Но в конце этих коридоров широко распахнулись двери, ослепил яркий свет огромного кабинета, я увидел бесконечный стол, за ним столь же бесконечный ряд однообразных, каких-то картонных, фигур в форме, а в конце стола удивительно знакомую голову с большим лбом и в пенсне.
     Началась пытка перекрестного допроса: вопросы сыпались, как патроны из нескольких стволов разом, и с разных сторон. Поворачиваясь туда и сюда, я старался спокойно отвечать, что "ехал искать свою родину по матери, искать саму мать или оставшихся в живых родственников, в конце-концов, ехал в архивы, чтобы найти ту, которой я обязан своим происхождением".
     Всей кожей чувствовал на себе удивленные и любопытные взгляды и в конце этого следствия вопрос, который меня буквально сразил: "Зачем же вы ехали, разве вы не знали, что у нас здесь делается?"
     И это на полном серьезе спросил главный следователь…  И только тут я вспомнил: Берия! Лаврентий Берия! – Это его портрет я рисовал по просьбе капитана!
И, по моему ошарашенному виду, он понял, что сказал что-то не то: "Ладно. Разберемся, разберемся, идите отдыхать".
     Голова гудела и кружилась от последних бессонных ночей. Но, какое –"отдыхать"? - Едва привели в камеру на пять-шесть человек и я свалился на койку, как звон ключа в огромном замке и громовой окрик: "Кто тут француз? Граф – на допрос!" И так каждую ночь, бесчисленное количество раз.

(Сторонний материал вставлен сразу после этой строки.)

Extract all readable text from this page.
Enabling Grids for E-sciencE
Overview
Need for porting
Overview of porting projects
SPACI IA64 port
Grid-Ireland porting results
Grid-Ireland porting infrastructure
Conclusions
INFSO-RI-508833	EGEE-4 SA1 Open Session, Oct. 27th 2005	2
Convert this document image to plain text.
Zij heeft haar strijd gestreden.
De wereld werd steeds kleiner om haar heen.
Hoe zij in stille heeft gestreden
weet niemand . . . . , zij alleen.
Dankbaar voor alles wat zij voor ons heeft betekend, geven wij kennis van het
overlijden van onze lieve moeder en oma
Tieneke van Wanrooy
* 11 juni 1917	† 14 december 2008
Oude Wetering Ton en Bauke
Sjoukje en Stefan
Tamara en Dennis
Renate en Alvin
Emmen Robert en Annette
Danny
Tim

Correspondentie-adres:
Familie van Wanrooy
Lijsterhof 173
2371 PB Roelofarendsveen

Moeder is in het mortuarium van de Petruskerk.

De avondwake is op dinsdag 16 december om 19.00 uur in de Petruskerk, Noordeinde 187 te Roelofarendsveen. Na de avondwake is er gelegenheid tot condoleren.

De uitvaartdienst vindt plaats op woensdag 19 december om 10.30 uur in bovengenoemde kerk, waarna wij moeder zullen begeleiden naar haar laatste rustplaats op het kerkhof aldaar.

     Бесчисленное количество биографий, которые я писал, под пытками, под угрозами расстрела и уговорами, самому написать, что я "приехал для террора". Но я так и не мог заставить себя подписать то, чего никогда не было ни в мыслях, ни в родословной. Французская кровь не позволяет предавать. И в этом мое главное условие выживания.
     И еще одно: память!
     Вообще, я так хорошо уяснил, что даже в эпоху бескультурья, наиболее ценными являются культурные знания. В тюрьме и ссылке мне помогали на память рассказанные стихи и поэмы Элюара, Вийона, Бодлера. Я в ответ с наслаждением учил и вспоминал из детства русскую классику, начиная с Пушкина и Веневитинова.
А.Дюма:
    "Последуем за другими заключенными в места их ссылки. Сколько неслыханных страданий пришлось им пережить, какое необыкновенное самопожертвование проявили они. Вы должны знать, что из политических заключенных, осужденных в течение долгих тридцати лет, он помиловал всех, кто еще оставался жив. Лишь Бог может судить о правлении царей. Кто может знать, сколько за тридцать лет угнетения было погублено идей свободы на земле и в сердцах? Кто знает, во что превратится Сибирь, орошенная слезами и потом свободолюбивых людей? Итак, мы хотели последовать за ссыльными. Их посадили на телеги, по четыре человека на каждую; ноги заковали в кандалы. Раны, которые эти кандалы причинили их ногам – до сих пор не зажили. Ссыльные лежали на соломе. Нужно самому перенести путешествие в такой ужасной повозке, чтобы понять, что должны были они вытерпеть во время пути в семь тысяч верст по разбитым дорогам, на которых телеги при малейшем дожде увязали по ступицы".